Ныне Париж увидит тысячи русских людей, от рядового до полководца, увидит цвет нации, отстоявшей свою независимость, и Европа постигнет достоинства народа, которого до сей поры не знала.
Уже давно чувствовал я усталость от приятных волнений этого дня и еле добрел до дома на улице Вожирар, где нашел желанный приют.
Описывая события 31 марта 1814 года, я не сказал еще ни слова о том, как по приезде, еще на рассвете, нашел я пристанище в Париже.
Домохозяин господин Бюрден и его семья были подняты на ноги моим ранним появлением. Парижане дурно спали в ту ночь, когда двухсоттысячная союзная армия стояла у ворот столицы, и мое появление в доме на улице Вожирар посеяло тревогу среди его обитателей. Да оно и понятно: неизвестный стучал в двери дома. Открывались окна в соседних домах; наконец появился и мсье Бюрден и, увидев меня, тотчас узнал.
— Антуанетта! — воскликнул он. — Дети! Взгляните, это наш добрый господин Можайский, наш милый жилец! Какая радость! Но, боже мой, как вы изменились!
Тут прибежала мадам Бюрден, и две милые дочки, и привратник Анри, и его жена, повариха Люси. Все удивлялись моему возвращению и обрадовались мне. Причиной были не только добрые чувства ко мне, старому их жильцу. Семья Бюрден верила, что появление в их доме русского офицера в столь тревожные дни капитуляции Парижа избавит их от бедствий. «Что, ежели русские отплатят французам тою же монетой за разорение Москвы?» — думали они.
— Вот ваши комнаты, господин Можайский. Все здесь так, как вы оставили три года назад, — и книги ваши, и одежда… Ах, что пережили мы здесь, господин Александр, когда б вы знали!..

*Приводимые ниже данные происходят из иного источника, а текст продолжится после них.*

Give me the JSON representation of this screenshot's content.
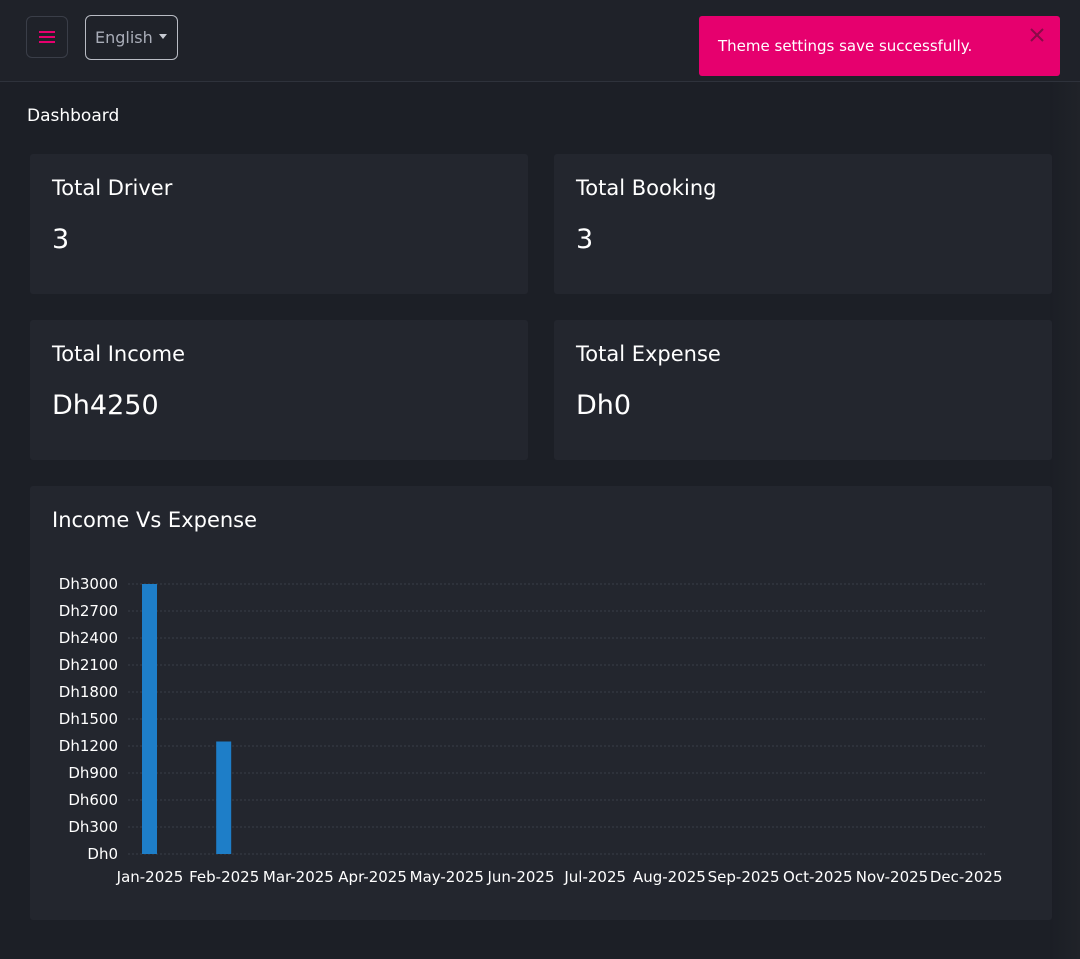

…Я снова в моем скромном жилище. Вот бронзовые часы на камине, вот клавикорды, бюсты великих мужей — Вольтера, Лафонтена, Монтескье, Жан Жака Руссо… Софа, обитая темно-зеленым сукном, медная лампа, ширмы с сельским пейзажем… И вы здесь, мои друзья-книги — Расин, Мольер, Буало, Лесаж, наши Кантемир, Державин, Ломоносов, Сумароков, Фонвизин… О Денис, сочинитель «Недоросля», сочинитель «Рассуждения о истребившейся в России совсем всякой формы государственного правления»… Вот драгоценный список, сделанный с твоей рукописи, хранившейся у Петра Ивановича Панина. Еще раз перечитал я драгоценные для истинного сына отечества строки:
«Сила и право совершенно различны в существе своем, так и в образе действия. Праву потребны достоинства, дарования, добродетели. Силе надобны тюрьмы, железа, топоры. Совсем излишне входить в толки о разностях форм правления и разыскивать, где государь самовластнее и где ограниченнее. Тиран, где бы он ни был, есть тиран, и право народа спасать свое бытие пребывает вечно и везде непоколебимо».

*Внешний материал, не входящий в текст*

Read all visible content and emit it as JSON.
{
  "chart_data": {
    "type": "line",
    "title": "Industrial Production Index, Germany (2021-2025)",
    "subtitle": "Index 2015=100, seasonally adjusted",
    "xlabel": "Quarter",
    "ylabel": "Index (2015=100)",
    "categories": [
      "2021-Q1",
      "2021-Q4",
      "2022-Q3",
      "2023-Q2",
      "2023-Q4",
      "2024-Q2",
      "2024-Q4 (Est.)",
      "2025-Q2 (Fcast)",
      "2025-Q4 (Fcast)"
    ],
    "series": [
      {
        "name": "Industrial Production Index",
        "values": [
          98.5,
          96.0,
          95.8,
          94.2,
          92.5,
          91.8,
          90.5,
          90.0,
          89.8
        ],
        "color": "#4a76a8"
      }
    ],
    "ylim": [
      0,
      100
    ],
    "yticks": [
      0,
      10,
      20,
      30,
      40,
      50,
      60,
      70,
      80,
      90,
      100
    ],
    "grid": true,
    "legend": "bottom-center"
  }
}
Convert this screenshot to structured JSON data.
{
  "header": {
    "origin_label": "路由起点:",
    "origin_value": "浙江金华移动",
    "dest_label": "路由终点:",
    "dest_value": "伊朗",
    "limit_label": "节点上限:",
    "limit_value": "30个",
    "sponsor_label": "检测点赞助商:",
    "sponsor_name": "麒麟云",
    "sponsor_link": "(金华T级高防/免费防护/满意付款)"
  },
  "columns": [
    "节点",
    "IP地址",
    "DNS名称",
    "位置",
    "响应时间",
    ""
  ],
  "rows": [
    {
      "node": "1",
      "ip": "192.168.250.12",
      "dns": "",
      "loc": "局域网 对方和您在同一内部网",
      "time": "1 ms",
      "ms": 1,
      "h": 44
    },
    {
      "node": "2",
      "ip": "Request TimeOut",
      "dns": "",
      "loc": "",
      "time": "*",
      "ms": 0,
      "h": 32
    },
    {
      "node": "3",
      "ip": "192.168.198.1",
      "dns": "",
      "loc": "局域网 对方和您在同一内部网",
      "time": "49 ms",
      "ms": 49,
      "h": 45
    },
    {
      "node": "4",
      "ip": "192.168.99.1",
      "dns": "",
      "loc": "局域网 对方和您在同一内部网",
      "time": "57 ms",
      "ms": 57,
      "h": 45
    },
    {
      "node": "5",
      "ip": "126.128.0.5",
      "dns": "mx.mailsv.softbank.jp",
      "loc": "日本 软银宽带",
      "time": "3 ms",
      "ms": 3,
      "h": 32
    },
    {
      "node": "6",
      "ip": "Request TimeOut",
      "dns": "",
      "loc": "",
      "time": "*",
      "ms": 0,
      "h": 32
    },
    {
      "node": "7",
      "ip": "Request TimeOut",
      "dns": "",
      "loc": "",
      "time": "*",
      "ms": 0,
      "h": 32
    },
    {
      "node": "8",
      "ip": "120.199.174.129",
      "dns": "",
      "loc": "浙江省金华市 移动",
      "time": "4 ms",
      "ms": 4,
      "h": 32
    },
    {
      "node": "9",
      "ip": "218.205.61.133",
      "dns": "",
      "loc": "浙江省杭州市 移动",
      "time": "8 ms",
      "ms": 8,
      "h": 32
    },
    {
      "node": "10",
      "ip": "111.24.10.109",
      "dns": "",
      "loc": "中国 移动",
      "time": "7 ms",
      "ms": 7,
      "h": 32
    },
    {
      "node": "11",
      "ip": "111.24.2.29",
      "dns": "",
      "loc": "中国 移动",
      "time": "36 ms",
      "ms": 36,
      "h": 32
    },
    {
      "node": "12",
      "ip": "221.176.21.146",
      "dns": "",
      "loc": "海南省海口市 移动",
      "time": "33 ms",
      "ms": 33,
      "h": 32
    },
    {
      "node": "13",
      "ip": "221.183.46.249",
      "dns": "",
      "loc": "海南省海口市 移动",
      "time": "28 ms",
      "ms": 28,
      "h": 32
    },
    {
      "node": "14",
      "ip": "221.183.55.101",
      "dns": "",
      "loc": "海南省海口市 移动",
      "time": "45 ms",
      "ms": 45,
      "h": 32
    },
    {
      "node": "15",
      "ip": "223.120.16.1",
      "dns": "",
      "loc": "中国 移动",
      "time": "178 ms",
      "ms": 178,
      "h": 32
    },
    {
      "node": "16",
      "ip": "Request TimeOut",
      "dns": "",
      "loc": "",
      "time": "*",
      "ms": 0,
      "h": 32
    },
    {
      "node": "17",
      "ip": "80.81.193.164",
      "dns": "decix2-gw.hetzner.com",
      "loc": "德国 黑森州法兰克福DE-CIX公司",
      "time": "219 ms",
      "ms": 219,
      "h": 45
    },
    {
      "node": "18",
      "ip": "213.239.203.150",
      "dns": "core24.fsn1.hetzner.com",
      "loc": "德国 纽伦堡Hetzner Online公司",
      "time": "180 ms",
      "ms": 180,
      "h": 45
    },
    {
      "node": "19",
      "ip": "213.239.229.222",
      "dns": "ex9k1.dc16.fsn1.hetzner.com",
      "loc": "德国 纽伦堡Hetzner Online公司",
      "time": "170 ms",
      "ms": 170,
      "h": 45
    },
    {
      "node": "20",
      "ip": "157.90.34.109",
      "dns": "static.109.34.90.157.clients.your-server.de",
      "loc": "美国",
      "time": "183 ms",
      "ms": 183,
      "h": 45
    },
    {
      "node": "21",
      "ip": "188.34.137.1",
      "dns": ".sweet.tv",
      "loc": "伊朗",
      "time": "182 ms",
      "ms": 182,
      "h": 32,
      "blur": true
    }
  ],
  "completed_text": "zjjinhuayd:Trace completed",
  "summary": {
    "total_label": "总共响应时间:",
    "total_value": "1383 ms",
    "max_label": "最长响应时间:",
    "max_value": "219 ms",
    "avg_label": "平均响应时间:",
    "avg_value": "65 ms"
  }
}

Достал я из баула заветную тетрадь, прочитал изречение на первой странице «Salus populi suprema lex esto» — «Благо народа да будет высшим законам», перелистал мои записи. Подобно пчеле, собирающей цветочную пыльцу, с молодых лет записывал я в эту тетрадь мудрость, собранную в манускриптах и книгах.
«Достигай собственного счастья только создавая счастье других».

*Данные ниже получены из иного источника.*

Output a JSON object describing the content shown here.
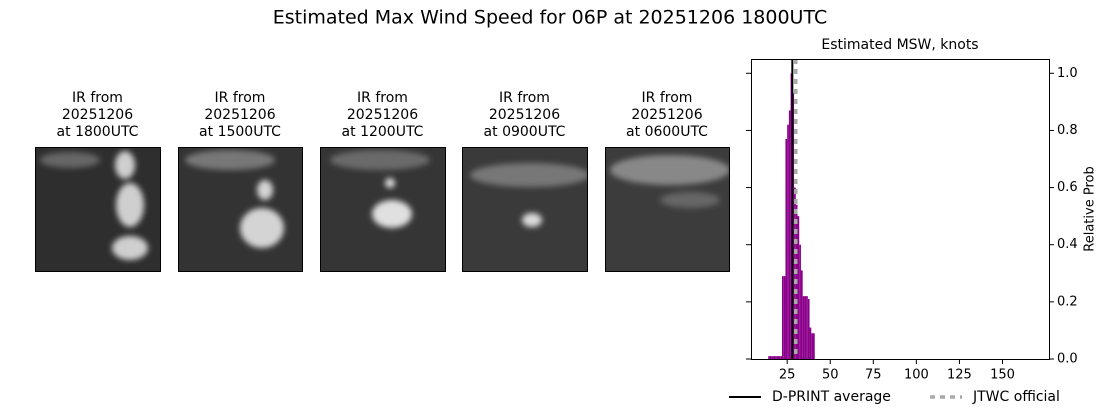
{
  "title": "Estimated Max Wind Speed for 06P at 20251206 1800UTC",
  "panels": [
    {
      "title_lines": [
        "IR from",
        "20251206",
        "at 1800UTC"
      ]
    },
    {
      "title_lines": [
        "IR from",
        "20251206",
        "at 1500UTC"
      ]
    },
    {
      "title_lines": [
        "IR from",
        "20251206",
        "at 1200UTC"
      ]
    },
    {
      "title_lines": [
        "IR from",
        "20251206",
        "at 0900UTC"
      ]
    },
    {
      "title_lines": [
        "IR from",
        "20251206",
        "at 0600UTC"
      ]
    }
  ],
  "chart_data": {
    "type": "histogram",
    "title": "Estimated MSW, knots",
    "y_label": "Relative Prob",
    "color": "#8b008b",
    "bins": [
      14,
      15,
      16,
      17,
      18,
      19,
      20,
      21,
      22,
      23,
      24,
      25,
      26,
      27,
      28,
      29,
      30,
      31,
      32,
      33,
      34,
      35,
      36,
      37,
      38,
      39,
      40,
      41
    ],
    "values": [
      0.01,
      0.01,
      0.01,
      0.01,
      0.01,
      0.01,
      0.01,
      0.01,
      0.29,
      0.29,
      0.77,
      0.82,
      0.87,
      1.0,
      0.93,
      0.6,
      0.54,
      0.5,
      0.4,
      0.31,
      0.22,
      0.22,
      0.22,
      0.21,
      0.11,
      0.09,
      0.09
    ],
    "xlim": [
      4,
      177
    ],
    "xticks": [
      25,
      50,
      75,
      100,
      125,
      150
    ],
    "ylim": [
      0,
      1.05
    ],
    "yticks": [
      {
        "value": 0,
        "label": "0.0"
      },
      0.2,
      0.4,
      0.6,
      0.8,
      {
        "value": 1,
        "label": "1.0"
      }
    ],
    "markers": [
      {
        "name": "D-PRINT average",
        "x": 28,
        "color": "#000000",
        "linestyle": "solid"
      },
      {
        "name": "JTWC official",
        "x": 30,
        "color": "#aaaaaa",
        "linestyle": "dotted"
      }
    ]
  }
}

«Настоящая цель политики — это сделать жизнь удобной, народы счастливыми».
«Любовь к человеческому роду, желание заслужить его признательность, служение всеобщему благу — вот побуждения, которые должны одушевлять честного человека».
Следовал ли я сим благородным побуждениям, достиг ли высшего счастья… Увы, нет. А между тем мне двадцать восемь лет было в те годы, когда я решил служить всеобщему благу. И теперь, сорок лет спустя, после сибирской ссылки, я стал не ближе к цели моей жизни, чем в молодые годы. Но вернемся к дням моей молодости. Сколько ночей провел я в Париже, за маленьким бюро, погрузившись в книжную мудрость, силясь прогнать мысли о той, которая все еще владела моим сердцем… Знать, что она в Париже, что она жена другого! Какое мученье! Только вы были моими утешителями — достойные учители мои, мудрые мои друзья — книги.
Пока я разглядывал мое старое жилище, в котором прожил три года, внизу послышались голоса: кто-то, стуча тростью и задыхаясь, шел по лестнице. Дверь отворилась, я увидел на пороге моего старого друга, доктора Гюстава Вадона, и раскрыл ему объятья…
Старик обнял меня и, отступив на шаг, сказал:
— Что с вами? Вы больны? Вы ранены? — он указал на черную повязку, которая прикрывала шрам над ухом.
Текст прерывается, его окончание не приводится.